Final test of Gagan later in 2007
The final test of India's ambitious air traffic management system will be done after integration of a satellite with ground-based centres.india Updated: Jun 19, 2007 13:17 IST
The final test of India's ambitious Gagan air traffic management and aircraft navigation system will be conducted later this year following the integration of a satellite with ground-based centres across the country.
The Rs 644 crore project, being jointly executed by the Indian Space Research Organisation and Airports Authority of India, is meant to provide augmented information for satellite navigation to aircraft flying over Indian airspace.
Officials of US defence major Raytheon, which integrated the ground-based systems with the INMARSAT geo-stationary satellite, said the final technology demonstration test of the Gagan system would be conducted later this year.
"The integration of the systems is ongoing and the final test will be conducted this summer or in the third quarter of this year," Jack Costello, vice president of Raytheon's Network Centric Systems, told PTI at the Paris Air Show.
Once the test is completed, Raytheon will work with ISRO and AAI for the complete implementation of the system, the officials said.

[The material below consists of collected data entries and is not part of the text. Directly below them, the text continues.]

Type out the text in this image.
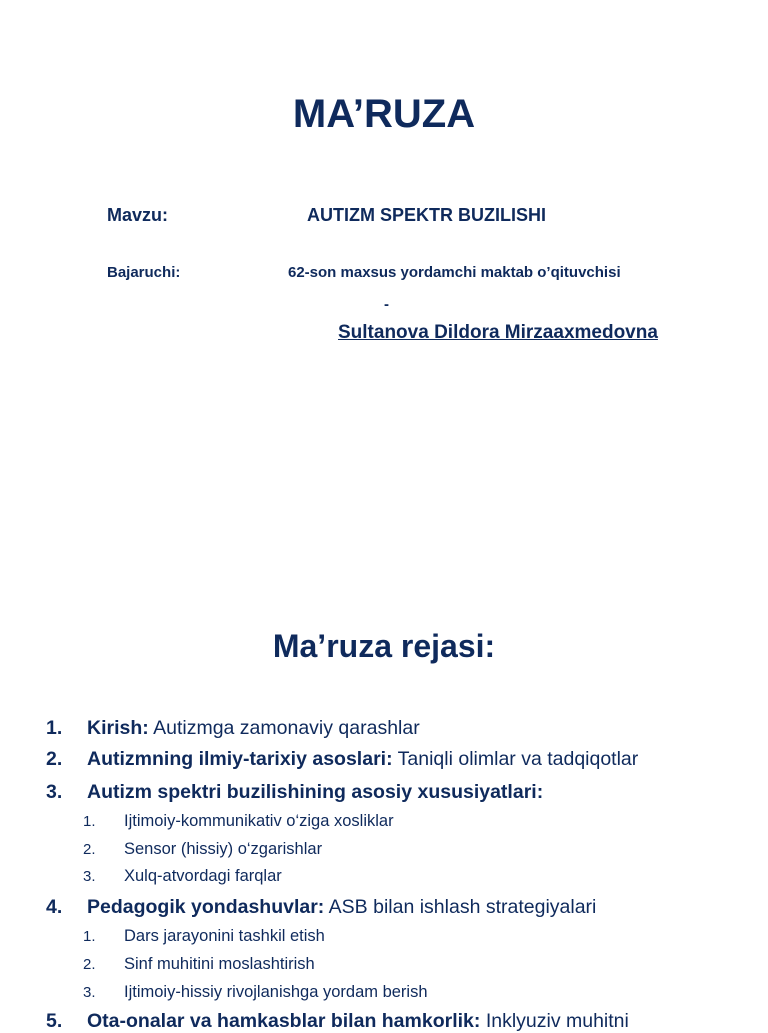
MA’RUZA
Mavzu:	AUTIZM SPEKTR BUZILISHI
Bajaruchi:	62-son maxsus yordamchi maktab o’qituvchisi
-
Sultanova Dildora Mirzaaxmedovna
Ma’ruza rejasi:
1. Kirish: Autizmga zamonaviy qarashlar
2. Autizmning ilmiy-tarixiy asoslari: Taniqli olimlar va tadqiqotlar
3. Autizm spektri buzilishining asosiy xususiyatlari:
1. Ijtimoiy-kommunikativ o‘ziga xosliklar
2. Sensor (hissiy) o‘zgarishlar
3. Xulq-atvordagi farqlar
4. Pedagogik yondashuvlar: ASB bilan ishlash strategiyalari
1. Dars jarayonini tashkil etish
2. Sinf muhitini moslashtirish
3. Ijtimoiy-hissiy rivojlanishga yordam berish
5. Ota-onalar va hamkasblar bilan hamkorlik: Inklyuziv muhitni
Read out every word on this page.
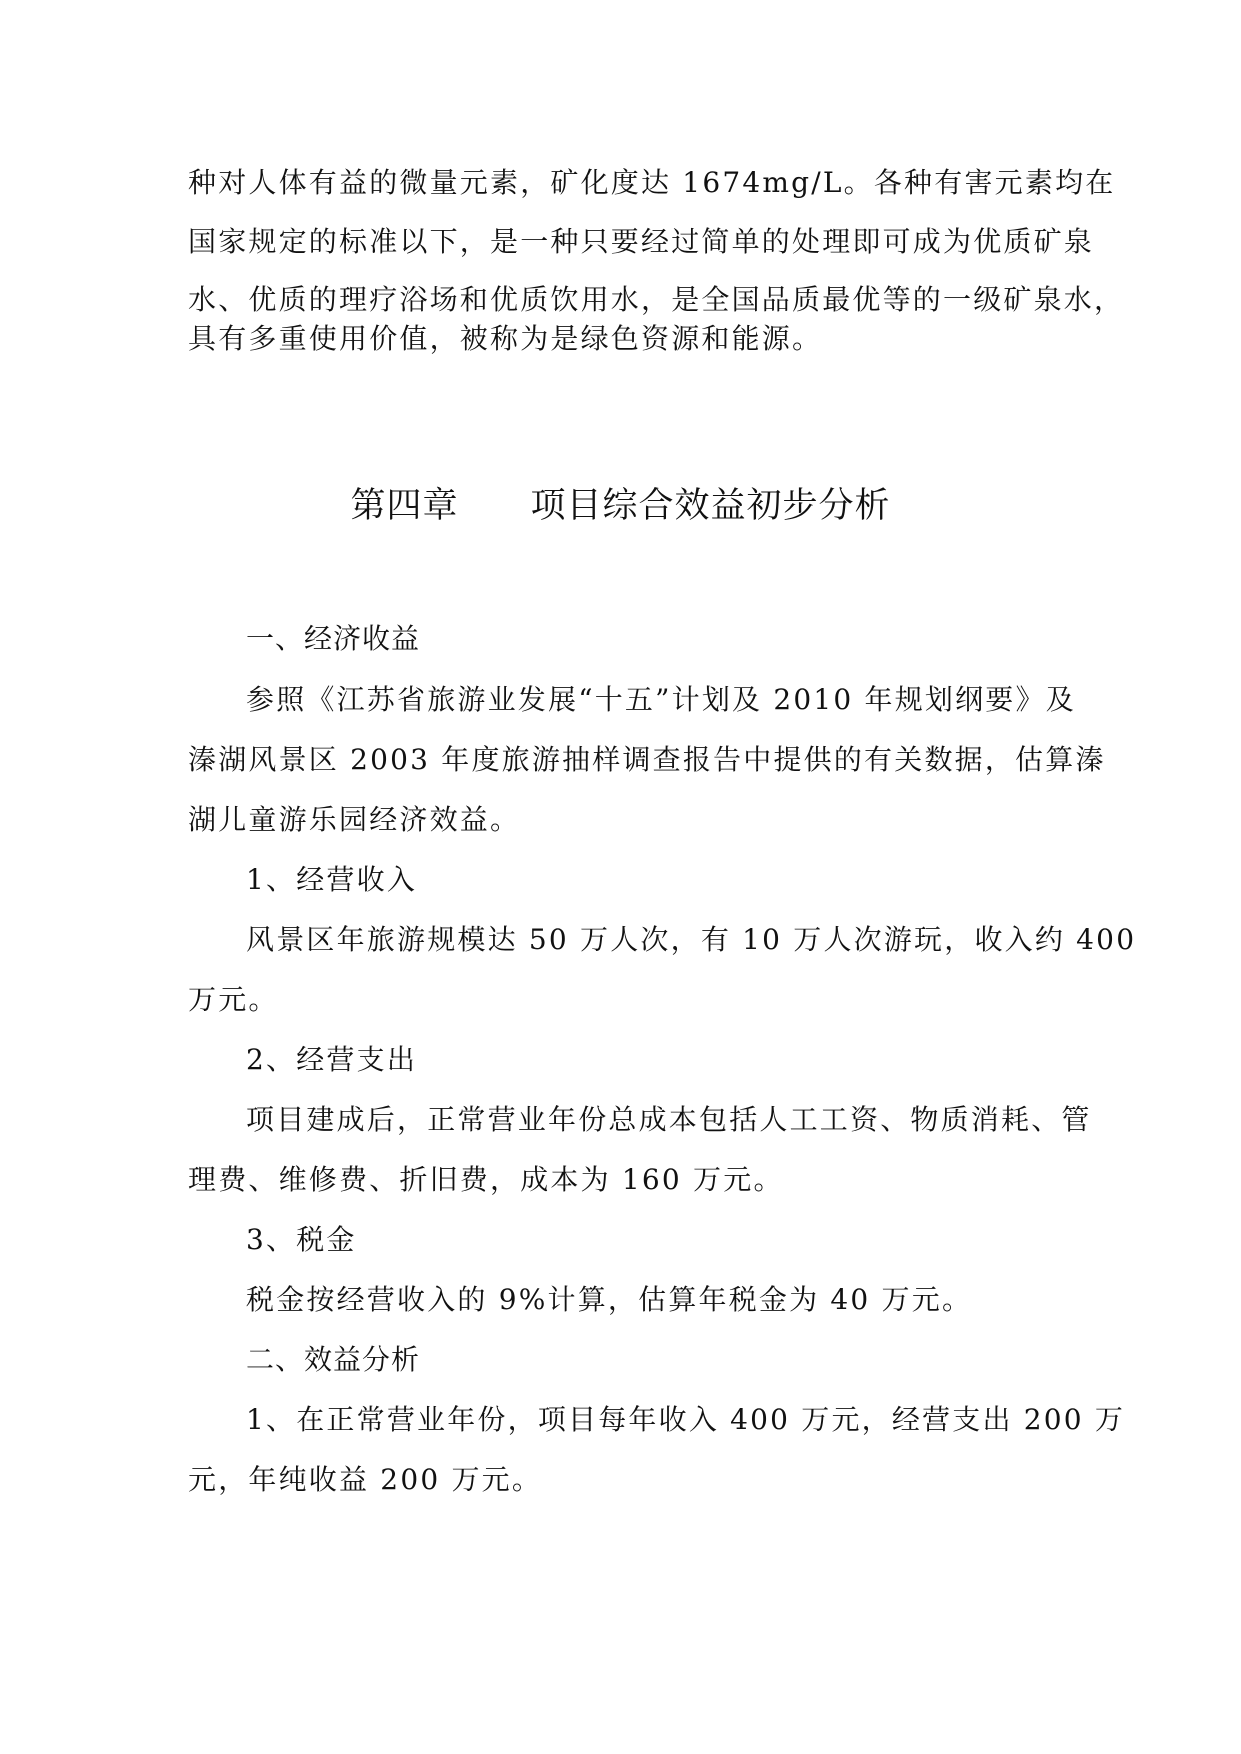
种对人体有益的微量元素，矿化度达 1674mg/L。各种有害元素均在
国家规定的标准以下，是一种只要经过简单的处理即可成为优质矿泉
水、优质的理疗浴场和优质饮用水，是全国品质最优等的一级矿泉水，
具有多重使用价值，被称为是绿色资源和能源。
第四章 项目综合效益初步分析
一、经济收益
参照《江苏省旅游业发展“十五”计划及 2010 年规划纲要》及
溱湖风景区 2003 年度旅游抽样调查报告中提供的有关数据，估算溱
湖儿童游乐园经济效益。
1、经营收入
风景区年旅游规模达 50 万人次，有 10 万人次游玩，收入约 400
万元。
2、经营支出
项目建成后，正常营业年份总成本包括人工工资、物质消耗、管
理费、维修费、折旧费，成本为 160 万元。
3、税金
税金按经营收入的 9%计算，估算年税金为 40 万元。
二、效益分析
1、在正常营业年份，项目每年收入 400 万元，经营支出 200 万
元，年纯收益 200 万元。
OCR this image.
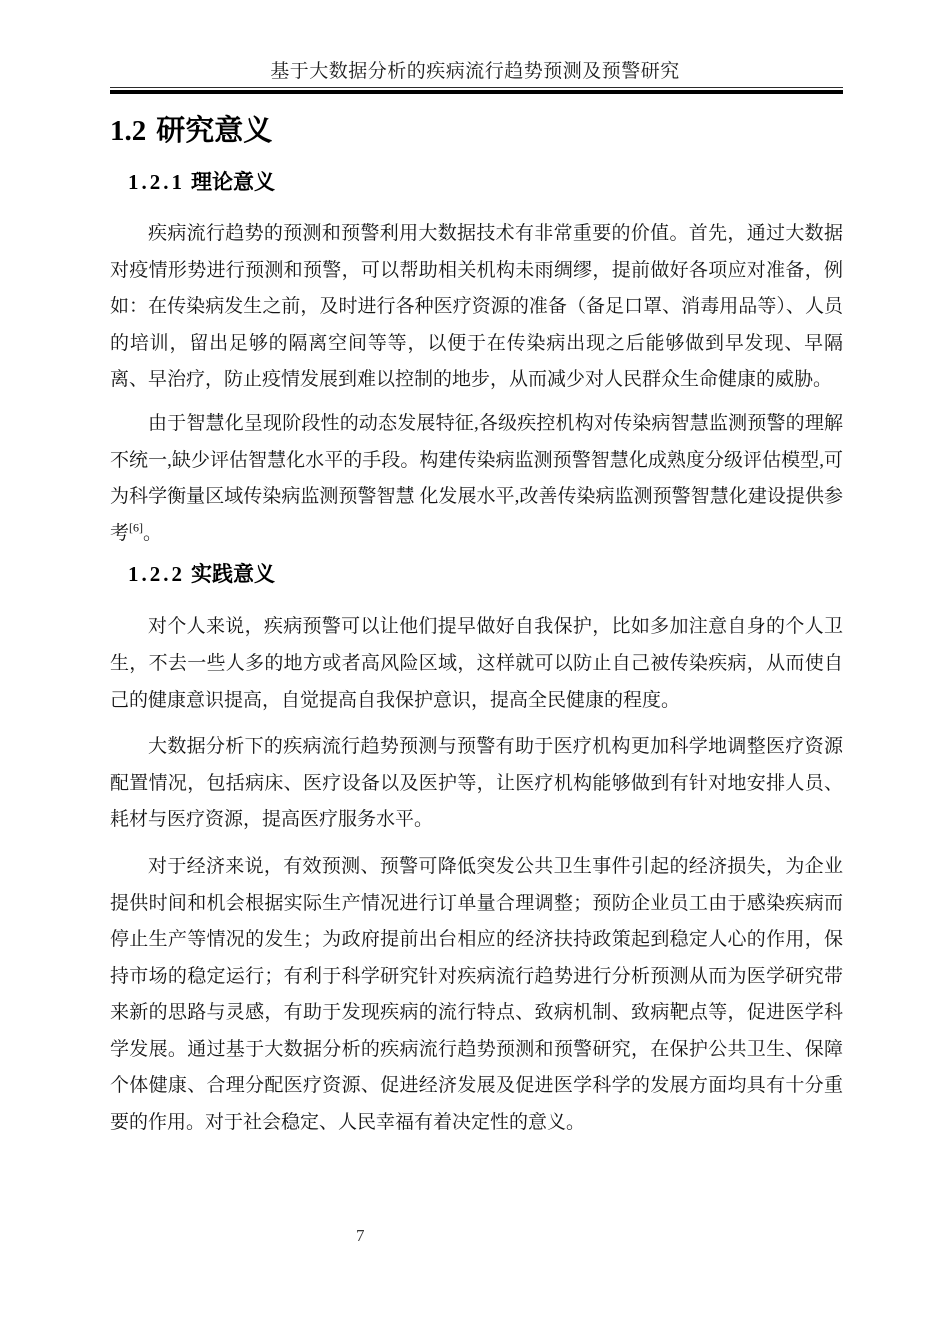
基于大数据分析的疾病流行趋势预测及预警研究
1.2 研究意义
1.2.1 理论意义

疾病流行趋势的预测和预警利用大数据技术有非常重要的价值。首先，通过大数据对疫情形势进行预测和预警，可以帮助相关机构未雨绸缪，提前做好各项应对准备，例如：在传染病发生之前，及时进行各种医疗资源的准备（备足口罩、消毒用品等）、人员的培训，留出足够的隔离空间等等，以便于在传染病出现之后能够做到早发现、早隔离、早治疗，防止疫情发展到难以控制的地步，从而减少对人民群众生命健康的威胁。

由于智慧化呈现阶段性的动态发展特征,各级疾控机构对传染病智慧监测预警的理解不统一,缺少评估智慧化水平的手段。构建传染病监测预警智慧化成熟度分级评估模型,可为科学衡量区域传染病监测预警智慧 化发展水平,改善传染病监测预警智慧化建设提供参考[6]。

1.2.2 实践意义

对个人来说，疾病预警可以让他们提早做好自我保护，比如多加注意自身的个人卫生，不去一些人多的地方或者高风险区域，这样就可以防止自己被传染疾病，从而使自己的健康意识提高，自觉提高自我保护意识，提高全民健康的程度。

大数据分析下的疾病流行趋势预测与预警有助于医疗机构更加科学地调整医疗资源配置情况，包括病床、医疗设备以及医护等，让医疗机构能够做到有针对地安排人员、耗材与医疗资源，提高医疗服务水平。

对于经济来说，有效预测、预警可降低突发公共卫生事件引起的经济损失，为企业提供时间和机会根据实际生产情况进行订单量合理调整；预防企业员工由于感染疾病而停止生产等情况的发生；为政府提前出台相应的经济扶持政策起到稳定人心的作用，保持市场的稳定运行；有利于科学研究针对疾病流行趋势进行分析预测从而为医学研究带来新的思路与灵感，有助于发现疾病的流行特点、致病机制、致病靶点等，促进医学科学发展。通过基于大数据分析的疾病流行趋势预测和预警研究，在保护公共卫生、保障个体健康、合理分配医疗资源、促进经济发展及促进医学科学的发展方面均具有十分重要的作用。对于社会稳定、人民幸福有着决定性的意义。

7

They made it clear that a final decision in this regard would have to be taken by the Indian authorities.
Costello said tests following the integration of the satellite with the uplink stations had been completed successfully. The Gagan system also envisages providing information to aircraft for navigation over the seas bordering India, where it is difficult to provide conventional navigational signals.
The Gagan system will have eight reference stations, including centres in Delhi, Guwahati, Jammu and Port Blair, and a mission control centre in Bangalore. The Directorate General of Civil Aviation is involved in the training process for the certification of the system.
Costello also said Raytheon was keen on expanding its "very healthy partnership" with ISRO, especially in view of the growth of the satellite launch market in India.
Walt Doran, president of Raytheon Asia, said the company was working on a mini-radio frequency payload that would be put by the US Navy on Chandrayaan-I, India's first unmanned mission to the moon. This package of sensors will map the permanently dark lunar polar regions and look for potential water ice deposits.